La force de l'alliance
« La coopérative a mis du temps à être rentable, la force des 34 exploitations réunies, dont onze biologiques, nous permet de vivre décemment depuis seulement trois ans », explique l'éleveur à Phil Hogan, en traversant l'étable à quelques pas d'une dizaine de veaux. Regard sérieux en direction de Paul Faure, le commissaire européen s'éloigne soudain, et plonge ses deux mains dans un tas de foin. Le nez enfoui dans le fourrage, il prend une longue inspiration, ses souvenirs d'enfance refont surface. « J'ai grandi dans un village similaire en Irlande. Ici, je me sens à la maison », lâche-t-il.

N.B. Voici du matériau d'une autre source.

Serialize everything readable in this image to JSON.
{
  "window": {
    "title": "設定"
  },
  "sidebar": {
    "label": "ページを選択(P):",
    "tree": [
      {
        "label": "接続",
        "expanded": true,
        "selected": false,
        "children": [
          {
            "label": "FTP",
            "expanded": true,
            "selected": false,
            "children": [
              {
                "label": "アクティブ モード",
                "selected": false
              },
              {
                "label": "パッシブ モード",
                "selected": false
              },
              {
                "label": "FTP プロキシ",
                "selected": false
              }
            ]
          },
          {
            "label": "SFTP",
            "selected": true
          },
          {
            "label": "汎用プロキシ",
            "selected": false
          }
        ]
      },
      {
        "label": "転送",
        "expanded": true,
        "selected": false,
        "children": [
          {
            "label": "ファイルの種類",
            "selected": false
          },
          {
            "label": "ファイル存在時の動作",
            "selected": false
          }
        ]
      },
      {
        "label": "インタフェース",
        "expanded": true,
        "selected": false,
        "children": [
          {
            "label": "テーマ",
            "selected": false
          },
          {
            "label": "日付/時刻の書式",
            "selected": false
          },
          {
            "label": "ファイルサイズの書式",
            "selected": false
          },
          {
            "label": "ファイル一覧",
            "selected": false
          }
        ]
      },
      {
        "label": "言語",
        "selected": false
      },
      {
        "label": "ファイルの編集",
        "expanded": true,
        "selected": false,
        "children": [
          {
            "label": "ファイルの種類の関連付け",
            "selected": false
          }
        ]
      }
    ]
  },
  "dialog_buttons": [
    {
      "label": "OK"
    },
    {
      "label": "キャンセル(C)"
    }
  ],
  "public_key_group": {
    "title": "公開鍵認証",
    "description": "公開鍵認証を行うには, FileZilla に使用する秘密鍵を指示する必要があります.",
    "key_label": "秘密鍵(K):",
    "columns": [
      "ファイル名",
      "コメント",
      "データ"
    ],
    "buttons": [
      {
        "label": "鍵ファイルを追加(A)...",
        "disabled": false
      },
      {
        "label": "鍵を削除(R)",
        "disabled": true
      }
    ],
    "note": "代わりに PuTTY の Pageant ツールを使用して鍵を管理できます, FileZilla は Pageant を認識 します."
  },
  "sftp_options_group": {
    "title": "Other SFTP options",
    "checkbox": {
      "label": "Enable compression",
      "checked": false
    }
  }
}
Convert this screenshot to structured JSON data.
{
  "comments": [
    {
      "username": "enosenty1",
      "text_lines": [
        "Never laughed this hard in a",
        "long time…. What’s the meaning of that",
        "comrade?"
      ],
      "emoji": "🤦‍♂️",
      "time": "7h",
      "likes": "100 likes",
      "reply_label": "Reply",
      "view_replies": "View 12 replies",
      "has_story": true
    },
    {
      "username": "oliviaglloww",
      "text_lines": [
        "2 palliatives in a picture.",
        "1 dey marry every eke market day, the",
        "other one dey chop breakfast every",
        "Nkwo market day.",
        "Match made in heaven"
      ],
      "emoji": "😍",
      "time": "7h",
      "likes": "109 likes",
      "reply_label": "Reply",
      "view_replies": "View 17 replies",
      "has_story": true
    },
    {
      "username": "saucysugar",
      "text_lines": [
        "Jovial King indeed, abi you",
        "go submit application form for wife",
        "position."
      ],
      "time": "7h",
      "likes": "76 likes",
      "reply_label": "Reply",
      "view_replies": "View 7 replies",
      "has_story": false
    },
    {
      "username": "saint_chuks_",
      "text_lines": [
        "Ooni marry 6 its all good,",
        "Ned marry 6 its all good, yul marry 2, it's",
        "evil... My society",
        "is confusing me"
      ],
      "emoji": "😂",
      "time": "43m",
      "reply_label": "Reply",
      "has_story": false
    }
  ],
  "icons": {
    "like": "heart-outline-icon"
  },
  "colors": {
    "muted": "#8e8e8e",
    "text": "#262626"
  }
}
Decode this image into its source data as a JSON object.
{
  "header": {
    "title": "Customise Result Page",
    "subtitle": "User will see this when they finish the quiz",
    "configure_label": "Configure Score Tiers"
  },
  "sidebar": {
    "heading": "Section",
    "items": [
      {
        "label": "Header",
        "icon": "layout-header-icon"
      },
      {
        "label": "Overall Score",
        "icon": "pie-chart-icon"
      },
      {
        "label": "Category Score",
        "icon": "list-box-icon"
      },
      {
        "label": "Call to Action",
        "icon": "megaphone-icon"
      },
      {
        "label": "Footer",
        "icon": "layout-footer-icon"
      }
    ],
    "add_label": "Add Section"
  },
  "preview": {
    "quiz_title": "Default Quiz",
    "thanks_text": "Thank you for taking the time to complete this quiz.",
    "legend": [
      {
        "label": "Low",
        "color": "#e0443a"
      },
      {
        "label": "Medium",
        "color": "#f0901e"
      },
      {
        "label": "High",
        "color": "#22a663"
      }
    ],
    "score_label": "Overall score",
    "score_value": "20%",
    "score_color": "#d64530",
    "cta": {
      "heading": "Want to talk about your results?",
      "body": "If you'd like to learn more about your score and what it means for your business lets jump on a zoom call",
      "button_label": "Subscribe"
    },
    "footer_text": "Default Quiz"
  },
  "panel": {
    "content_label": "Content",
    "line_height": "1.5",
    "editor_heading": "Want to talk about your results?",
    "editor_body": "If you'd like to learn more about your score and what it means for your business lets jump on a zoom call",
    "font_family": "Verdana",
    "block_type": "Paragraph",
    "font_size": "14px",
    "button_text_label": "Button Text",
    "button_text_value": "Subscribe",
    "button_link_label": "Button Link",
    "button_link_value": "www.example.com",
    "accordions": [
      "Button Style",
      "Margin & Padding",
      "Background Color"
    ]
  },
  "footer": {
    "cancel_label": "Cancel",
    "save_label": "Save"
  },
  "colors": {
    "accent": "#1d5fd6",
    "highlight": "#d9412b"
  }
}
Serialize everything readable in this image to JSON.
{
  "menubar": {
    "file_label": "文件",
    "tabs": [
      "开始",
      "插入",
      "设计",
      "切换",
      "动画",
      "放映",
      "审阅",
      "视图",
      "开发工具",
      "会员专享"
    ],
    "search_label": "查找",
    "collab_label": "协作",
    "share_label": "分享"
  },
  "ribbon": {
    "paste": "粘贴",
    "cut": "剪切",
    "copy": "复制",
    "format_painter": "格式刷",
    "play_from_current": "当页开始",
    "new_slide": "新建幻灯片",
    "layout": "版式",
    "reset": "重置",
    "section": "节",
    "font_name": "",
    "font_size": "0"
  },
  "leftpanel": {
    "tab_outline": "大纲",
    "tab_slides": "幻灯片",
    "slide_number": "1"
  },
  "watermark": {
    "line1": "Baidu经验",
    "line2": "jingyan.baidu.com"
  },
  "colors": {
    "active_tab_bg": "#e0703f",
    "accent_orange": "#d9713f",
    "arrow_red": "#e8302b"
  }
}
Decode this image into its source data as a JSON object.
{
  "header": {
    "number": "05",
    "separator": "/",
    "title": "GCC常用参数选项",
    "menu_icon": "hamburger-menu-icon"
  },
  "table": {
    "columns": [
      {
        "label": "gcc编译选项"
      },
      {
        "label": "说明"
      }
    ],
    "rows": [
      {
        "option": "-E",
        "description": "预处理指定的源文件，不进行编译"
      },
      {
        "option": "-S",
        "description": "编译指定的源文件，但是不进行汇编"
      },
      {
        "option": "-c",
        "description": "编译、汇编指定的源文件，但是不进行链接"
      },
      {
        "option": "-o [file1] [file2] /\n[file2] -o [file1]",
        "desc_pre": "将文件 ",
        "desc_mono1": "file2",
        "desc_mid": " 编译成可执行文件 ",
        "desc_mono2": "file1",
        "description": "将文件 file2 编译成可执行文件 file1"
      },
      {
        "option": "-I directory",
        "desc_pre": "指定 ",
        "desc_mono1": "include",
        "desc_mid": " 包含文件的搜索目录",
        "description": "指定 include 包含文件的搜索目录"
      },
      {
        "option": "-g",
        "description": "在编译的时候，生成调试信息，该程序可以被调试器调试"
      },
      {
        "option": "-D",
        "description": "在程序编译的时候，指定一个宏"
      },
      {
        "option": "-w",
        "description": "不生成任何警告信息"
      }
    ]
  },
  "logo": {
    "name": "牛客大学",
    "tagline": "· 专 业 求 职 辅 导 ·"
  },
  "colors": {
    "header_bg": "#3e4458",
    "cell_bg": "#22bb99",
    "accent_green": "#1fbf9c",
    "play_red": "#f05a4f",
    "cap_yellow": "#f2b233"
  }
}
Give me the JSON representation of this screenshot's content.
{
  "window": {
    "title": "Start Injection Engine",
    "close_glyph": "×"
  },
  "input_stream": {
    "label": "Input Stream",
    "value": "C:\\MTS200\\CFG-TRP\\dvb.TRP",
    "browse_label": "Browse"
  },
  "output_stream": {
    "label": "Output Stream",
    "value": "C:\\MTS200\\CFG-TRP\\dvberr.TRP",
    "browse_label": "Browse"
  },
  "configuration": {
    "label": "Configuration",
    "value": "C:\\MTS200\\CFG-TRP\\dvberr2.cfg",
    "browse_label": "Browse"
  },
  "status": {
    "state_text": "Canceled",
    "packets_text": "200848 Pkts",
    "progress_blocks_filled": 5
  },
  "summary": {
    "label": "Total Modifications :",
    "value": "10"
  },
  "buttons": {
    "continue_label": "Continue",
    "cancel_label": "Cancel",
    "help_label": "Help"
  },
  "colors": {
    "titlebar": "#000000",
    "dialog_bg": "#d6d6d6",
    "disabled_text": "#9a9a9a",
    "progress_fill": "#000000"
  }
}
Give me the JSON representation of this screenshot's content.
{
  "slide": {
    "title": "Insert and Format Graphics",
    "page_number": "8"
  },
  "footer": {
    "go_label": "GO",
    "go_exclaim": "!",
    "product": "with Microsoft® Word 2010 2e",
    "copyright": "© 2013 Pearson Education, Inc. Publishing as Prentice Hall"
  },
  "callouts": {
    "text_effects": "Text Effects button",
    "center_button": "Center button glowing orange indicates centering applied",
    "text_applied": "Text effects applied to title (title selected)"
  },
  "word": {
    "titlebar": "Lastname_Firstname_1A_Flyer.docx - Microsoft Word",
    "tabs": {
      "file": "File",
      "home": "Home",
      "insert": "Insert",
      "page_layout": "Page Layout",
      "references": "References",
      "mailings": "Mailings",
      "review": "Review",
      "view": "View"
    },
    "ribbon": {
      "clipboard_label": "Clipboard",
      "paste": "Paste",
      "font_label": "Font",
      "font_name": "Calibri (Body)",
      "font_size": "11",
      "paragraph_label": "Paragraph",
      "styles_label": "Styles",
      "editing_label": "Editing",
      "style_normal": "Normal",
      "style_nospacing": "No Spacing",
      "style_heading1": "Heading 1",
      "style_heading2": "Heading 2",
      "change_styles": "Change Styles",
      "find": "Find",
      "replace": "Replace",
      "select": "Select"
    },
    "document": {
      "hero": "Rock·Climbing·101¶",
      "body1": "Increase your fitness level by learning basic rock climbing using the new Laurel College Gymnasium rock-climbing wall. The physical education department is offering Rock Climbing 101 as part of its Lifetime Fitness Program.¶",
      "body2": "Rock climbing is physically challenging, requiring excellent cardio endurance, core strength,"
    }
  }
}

La visite continue et les responsables syndicaux présents comptent bien sur ce déplacement pour permettre aux enjeux locaux d'arriver sur les bancs de la Commission européenne et peser dans les négociations de la réforme de la Pac d'après-2020. Si l'éleveur est ravi de mettre en avant son exploitation, il souhaite surtout parler de ses confrères qui ont encore du mal à sortir la tête de l'eau. Pour sa part, il a réussi à rentabiliser son activité en rachetant en 2003 avec d'autres éleveurs, en gestion directe, une laiterie appartenant auparavant à Lactalis. Aujourd'hui, la coopérative Vercors Lait leur permet d'être rémunérés à un meilleur prix : environ 5 à 6 centimes de plus que le litre de lait vendu sur le marché français, soit un prix linéaire de 34,50 cts/l pour le lait conventionnel et 43,50 cts/l pour le lait biologique. « Si la coopérative gagne de l'argent, on distribue des ristournes. Le conventionnel tourne actuellement autour des 38 cts/l ; le bio autour des 45 cts/l », précise le président de la coopérative, installé avec son frère, Éric, sur 117 hectares de terrain.
Et la Pac d'après-2020 ?
« Pour nous les choses marchent bien mais ce n'est pas le cas de tout le monde ». Le constat est évident : « Aujourd'hui, rien que dans notre village on n'est plus que six exploitations », regrette Paul Faure persuadé d'avoir survécu grâce à la dynamique de Vercors Lait. « En montagne, les coûts des bâtiments sont très élevés. Les vaches restent six mois de l'année à l'intérieur, il faut beaucoup d'aliments et de fourrage pour les nourrir », insiste-t-il. L'éleveur s'adresse directement au Commissaire en charge de la Pac : « On est trop dans l'administratif. Un agriculteur ne peut pas être tout le temps dans son bureau. Il faut simplifier les choses. Les aides arrivent trop tard. Nous ne sommes pas trop mal dans le Vercors mais il faut penser aux autres ».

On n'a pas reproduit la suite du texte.